Consider the following two curves
$$x ^ { 2 } + y ^ { 2 } = 1 , \tag{1}$$ $$4 x y = 1 , \tag{2}$$
where $x > 0 , y > 0$. We are to find the area $S$ of the region bounded by curve (1) and curve (2).
(1) First, let P and Q be the intersection points of curves (1) and (2), and let us denote the $x$-coordinates of P and Q by $p$ and $q$ $(p < q)$, respectively.

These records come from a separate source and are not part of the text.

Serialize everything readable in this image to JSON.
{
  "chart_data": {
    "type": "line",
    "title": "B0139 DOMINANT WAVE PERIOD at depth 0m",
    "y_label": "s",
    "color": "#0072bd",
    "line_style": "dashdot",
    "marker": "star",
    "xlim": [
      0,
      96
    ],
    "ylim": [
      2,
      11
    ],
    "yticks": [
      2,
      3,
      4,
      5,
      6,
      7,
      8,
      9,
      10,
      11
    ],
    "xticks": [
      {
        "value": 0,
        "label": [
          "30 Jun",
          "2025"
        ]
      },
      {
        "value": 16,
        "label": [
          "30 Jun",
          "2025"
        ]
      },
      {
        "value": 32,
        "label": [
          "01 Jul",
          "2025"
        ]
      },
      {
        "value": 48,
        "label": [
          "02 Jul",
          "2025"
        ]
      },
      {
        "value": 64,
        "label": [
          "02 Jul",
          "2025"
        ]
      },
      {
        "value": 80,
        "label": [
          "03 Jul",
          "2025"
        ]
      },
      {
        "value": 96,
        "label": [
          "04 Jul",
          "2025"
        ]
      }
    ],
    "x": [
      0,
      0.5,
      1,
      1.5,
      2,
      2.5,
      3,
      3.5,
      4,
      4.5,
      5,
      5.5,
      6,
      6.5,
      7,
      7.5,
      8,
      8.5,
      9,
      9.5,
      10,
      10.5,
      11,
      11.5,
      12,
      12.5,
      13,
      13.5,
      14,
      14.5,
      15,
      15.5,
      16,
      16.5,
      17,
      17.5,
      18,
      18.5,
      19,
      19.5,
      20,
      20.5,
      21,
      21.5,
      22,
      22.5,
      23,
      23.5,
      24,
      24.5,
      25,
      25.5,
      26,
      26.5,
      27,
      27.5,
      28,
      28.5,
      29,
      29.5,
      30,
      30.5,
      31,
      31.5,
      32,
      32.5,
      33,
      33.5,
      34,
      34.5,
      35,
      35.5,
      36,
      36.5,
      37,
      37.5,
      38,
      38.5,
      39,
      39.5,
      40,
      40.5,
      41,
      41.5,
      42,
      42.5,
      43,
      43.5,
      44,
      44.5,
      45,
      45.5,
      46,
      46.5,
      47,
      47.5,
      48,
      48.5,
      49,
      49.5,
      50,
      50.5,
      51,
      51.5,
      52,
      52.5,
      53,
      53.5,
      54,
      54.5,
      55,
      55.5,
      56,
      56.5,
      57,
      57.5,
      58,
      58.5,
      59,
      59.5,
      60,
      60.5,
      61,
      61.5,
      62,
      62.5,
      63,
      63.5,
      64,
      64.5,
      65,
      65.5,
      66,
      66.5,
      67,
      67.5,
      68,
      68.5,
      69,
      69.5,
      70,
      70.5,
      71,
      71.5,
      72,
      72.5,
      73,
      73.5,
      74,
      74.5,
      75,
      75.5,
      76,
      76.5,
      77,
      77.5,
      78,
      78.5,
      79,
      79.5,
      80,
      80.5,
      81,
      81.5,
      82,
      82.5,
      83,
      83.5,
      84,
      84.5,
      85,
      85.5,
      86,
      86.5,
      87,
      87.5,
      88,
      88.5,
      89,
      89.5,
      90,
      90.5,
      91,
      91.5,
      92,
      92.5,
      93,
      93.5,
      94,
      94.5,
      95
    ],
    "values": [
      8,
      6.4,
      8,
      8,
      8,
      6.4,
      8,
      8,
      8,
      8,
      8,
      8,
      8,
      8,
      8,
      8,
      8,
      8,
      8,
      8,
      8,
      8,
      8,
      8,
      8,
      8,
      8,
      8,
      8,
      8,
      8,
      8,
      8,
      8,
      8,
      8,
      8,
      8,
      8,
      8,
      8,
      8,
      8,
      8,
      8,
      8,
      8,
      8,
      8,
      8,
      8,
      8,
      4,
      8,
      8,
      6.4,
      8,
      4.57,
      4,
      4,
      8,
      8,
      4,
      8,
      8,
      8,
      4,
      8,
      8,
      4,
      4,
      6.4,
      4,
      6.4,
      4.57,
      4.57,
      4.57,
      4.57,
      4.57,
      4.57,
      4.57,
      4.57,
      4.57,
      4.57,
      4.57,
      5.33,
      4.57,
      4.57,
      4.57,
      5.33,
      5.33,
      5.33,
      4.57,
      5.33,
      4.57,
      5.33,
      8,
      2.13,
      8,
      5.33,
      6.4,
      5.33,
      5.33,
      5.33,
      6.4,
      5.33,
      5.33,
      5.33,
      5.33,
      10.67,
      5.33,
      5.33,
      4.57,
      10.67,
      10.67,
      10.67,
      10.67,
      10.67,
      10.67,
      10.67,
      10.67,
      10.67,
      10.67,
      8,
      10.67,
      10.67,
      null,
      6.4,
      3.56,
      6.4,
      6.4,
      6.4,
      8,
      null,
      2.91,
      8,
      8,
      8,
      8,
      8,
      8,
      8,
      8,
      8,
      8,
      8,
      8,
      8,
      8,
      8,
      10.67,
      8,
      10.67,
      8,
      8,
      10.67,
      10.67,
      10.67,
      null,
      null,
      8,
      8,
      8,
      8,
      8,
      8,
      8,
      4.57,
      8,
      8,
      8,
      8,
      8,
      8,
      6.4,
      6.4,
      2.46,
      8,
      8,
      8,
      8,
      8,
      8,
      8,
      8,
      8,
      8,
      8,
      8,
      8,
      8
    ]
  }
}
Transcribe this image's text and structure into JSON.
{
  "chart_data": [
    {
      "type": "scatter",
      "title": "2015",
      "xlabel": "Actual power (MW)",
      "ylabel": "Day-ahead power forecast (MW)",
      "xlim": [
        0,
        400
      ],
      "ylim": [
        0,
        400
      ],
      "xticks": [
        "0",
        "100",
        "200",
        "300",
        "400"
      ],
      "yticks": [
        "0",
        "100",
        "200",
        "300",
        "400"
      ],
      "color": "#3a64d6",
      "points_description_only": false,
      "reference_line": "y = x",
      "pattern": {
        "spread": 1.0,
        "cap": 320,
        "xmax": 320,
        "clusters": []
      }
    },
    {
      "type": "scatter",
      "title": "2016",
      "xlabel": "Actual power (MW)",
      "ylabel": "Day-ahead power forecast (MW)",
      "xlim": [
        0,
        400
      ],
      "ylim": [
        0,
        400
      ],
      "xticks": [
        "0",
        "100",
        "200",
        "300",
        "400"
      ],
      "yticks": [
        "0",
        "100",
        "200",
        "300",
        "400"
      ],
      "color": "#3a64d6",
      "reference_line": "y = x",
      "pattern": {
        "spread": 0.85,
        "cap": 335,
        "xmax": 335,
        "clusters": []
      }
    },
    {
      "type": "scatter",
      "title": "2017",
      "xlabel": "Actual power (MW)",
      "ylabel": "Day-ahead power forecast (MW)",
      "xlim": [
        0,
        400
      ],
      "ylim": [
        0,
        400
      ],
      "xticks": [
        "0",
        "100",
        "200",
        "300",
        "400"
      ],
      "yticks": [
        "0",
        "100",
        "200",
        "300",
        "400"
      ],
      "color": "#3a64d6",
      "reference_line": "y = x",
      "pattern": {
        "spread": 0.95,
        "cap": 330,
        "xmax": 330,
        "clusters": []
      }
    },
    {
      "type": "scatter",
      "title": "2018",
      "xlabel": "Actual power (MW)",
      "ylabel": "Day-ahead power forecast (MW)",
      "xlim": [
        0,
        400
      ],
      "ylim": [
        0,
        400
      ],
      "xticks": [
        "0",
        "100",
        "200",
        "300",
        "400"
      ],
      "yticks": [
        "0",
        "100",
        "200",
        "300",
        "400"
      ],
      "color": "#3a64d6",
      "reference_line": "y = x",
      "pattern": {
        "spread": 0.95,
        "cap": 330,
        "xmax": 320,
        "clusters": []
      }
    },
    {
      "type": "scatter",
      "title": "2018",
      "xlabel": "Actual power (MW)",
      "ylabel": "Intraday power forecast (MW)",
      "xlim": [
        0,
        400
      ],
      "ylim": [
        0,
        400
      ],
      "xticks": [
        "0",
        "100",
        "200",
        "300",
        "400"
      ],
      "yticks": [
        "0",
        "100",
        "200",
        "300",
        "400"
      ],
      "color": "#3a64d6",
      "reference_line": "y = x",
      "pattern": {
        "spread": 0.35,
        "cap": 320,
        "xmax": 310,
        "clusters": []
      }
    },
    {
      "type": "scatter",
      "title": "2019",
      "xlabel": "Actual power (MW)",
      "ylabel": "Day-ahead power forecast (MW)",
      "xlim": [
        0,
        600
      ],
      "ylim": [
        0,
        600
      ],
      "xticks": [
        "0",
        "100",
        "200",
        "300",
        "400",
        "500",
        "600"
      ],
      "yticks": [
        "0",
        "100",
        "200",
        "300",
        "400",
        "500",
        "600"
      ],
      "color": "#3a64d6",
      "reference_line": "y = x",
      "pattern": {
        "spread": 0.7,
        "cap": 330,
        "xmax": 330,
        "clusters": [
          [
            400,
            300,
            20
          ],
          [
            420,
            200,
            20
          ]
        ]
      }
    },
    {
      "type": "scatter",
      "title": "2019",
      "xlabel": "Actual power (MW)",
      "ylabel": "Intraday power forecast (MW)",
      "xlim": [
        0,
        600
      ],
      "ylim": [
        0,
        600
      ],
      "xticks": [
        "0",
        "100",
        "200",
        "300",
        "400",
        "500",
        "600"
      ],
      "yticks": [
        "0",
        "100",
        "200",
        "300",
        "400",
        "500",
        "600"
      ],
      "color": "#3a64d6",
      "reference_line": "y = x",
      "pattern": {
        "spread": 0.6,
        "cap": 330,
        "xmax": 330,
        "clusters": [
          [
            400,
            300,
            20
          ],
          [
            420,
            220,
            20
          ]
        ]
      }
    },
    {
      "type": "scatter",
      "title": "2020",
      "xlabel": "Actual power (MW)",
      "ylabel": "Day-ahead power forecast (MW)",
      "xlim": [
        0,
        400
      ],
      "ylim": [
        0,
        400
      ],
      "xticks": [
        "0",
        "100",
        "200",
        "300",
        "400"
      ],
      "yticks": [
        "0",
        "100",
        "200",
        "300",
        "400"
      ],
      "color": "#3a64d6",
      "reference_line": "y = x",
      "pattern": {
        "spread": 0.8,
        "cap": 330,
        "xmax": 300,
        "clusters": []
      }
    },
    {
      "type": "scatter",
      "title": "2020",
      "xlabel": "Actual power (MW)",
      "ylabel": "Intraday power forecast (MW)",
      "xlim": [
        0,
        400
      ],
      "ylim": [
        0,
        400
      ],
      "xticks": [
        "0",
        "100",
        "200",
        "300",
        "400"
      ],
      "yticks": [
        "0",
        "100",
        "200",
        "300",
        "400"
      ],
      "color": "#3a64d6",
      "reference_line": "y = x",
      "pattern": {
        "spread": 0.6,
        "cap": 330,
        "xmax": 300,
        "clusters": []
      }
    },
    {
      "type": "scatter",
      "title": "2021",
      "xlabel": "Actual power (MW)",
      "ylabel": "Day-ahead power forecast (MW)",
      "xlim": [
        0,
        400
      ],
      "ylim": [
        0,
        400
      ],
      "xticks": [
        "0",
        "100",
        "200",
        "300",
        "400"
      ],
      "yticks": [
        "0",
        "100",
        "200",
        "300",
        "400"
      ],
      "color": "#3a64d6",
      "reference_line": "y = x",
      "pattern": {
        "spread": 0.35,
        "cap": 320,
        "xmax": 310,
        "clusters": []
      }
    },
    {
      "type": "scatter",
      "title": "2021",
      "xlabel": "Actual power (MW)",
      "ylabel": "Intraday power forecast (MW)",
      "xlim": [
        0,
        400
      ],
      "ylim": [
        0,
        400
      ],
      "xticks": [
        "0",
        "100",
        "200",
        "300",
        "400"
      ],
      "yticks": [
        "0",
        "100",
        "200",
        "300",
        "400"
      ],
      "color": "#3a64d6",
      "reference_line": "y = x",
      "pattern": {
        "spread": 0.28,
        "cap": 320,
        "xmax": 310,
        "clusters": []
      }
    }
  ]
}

From (1), the coordinates $( x , y )$ of the intersection points of curves (1) and (2) can be expressed as $x = \cos \theta , y = \sin \theta \left( 0 < \theta < \frac { \pi } { 2 } \right)$. Then from (2) we have
$$\sin \mathbf { A } \theta = \frac { \mathbf { B } } { \mathbf{C} } .$$
From this we know that
$$\theta = \frac { \mathbf { D } } { \mathbf { E F } } \pi \quad \text { or } \quad \frac { \mathbf { G } } { \mathbf { H I } } \pi$$
(Write the answers in the order such that $\frac { \mathbf{D} } { \mathbf{EF} } < \frac { \mathbf{G} } { \mathbf{HI} }$.) Hence we have
$$p = \cos \frac { \mathbf { J } } { \mathbf { KL } } \pi , \quad q = \cos \frac { \mathbf { M } } { \mathbf { N } } \pi .$$
(2) Now we can find the value of $S$. Since
$$S = \int _ { p } ^ { q } \left( \sqrt { 1 - x ^ { 2 } } - \frac { 1 } { 4 x } \right) d x$$
we have to find the values of
$$I = \int _ { p } ^ { q } \sqrt { 1 - x ^ { 2 } } \, d x , \quad J = \int _ { p } ^ { q } \frac { 1 } { x } \, d x$$
For $I$, when we set $x = \cos \theta$ and calculate by substituting it for $x$ in the integral, we have
$$I = \frac { \mathbf { P } } { \mathbf { Q } }$$
For $J$, we have
$$J = \log \left( \mathbf { R } ^ { \mathbf{S} } + \sqrt { \mathbf { S } } \right) ,$$
where $\log$ is the natural logarithm. From these, we obtain
$$S = \frac { \mathbf{P} } { \mathbf{Q} } \pi - \frac { \mathbf { T } } { \mathbf{U} } \log ( \mathbf { R } + \sqrt { \mathbf { S } } ) .$$

Let $k$ be a positive real number. Consider the two curves
$$C _ { 1 } : y = \sin ^ { 2 } x , \quad C _ { 2 } : y = k \cos 2 x \quad \left( 0 \leqq x \leqq \frac { \pi } { 2 } \right)$$
Let $S _ { 1 }$ be the area of the region bounded by the two curves $C _ { 1 } , C _ { 2 }$ and the $y$-axis, and let $S _ { 2 }$ be the area of the region bounded by the two curves $C _ { 1 } , C _ { 2 }$ and the straight line $x = \frac { \pi } { 2 }$. We are to show that the value of $S _ { 2 } - S _ { 1 }$ is a constant independent of the value of $k$.
When we denote the $x$ satisfying the equation $\sin ^ { 2 } x = k \cos 2 x$ by $\alpha$, we have
$$\sin \alpha = \sqrt { \frac { k } { \mathbf { A } k + \mathbf { B } } } , \quad \cos \alpha = \sqrt { \frac { k + \mathbf { C } } { \mathbf { D } k + \mathbf { E } } } .$$
Then we have
$$\begin{aligned} & S _ { 1 } = \frac { \mathbf { F } } { \mathbf { F G } } \int _ { 0 } ^ { \alpha } \{ ( \mathbf { H } k + \mathbf { I } ) \cos \mathbf { J } x - 1 \} d x \\ & = \frac { \mathbf { K } } { \mathbf { L } } \{ \sqrt { k ( k + \mathbf { M } ) } - \alpha \} , \\ & S _ { 2 } = \frac { \mathbf { N } } { \mathbf { O } } \{ \sqrt { k ( k + \mathbf{P} ) } - \alpha \} + \frac { \pi } { \mathbf { Q } } . \end{aligned}$$
Hence, we obtain
$$S _ { 2 } - S _ { 1 } = \frac { \pi } { \mathbf { R } } ,$$
which shows that the value of $S _ { 2 } - S _ { 1 }$ is a constant independent of the value of $k$.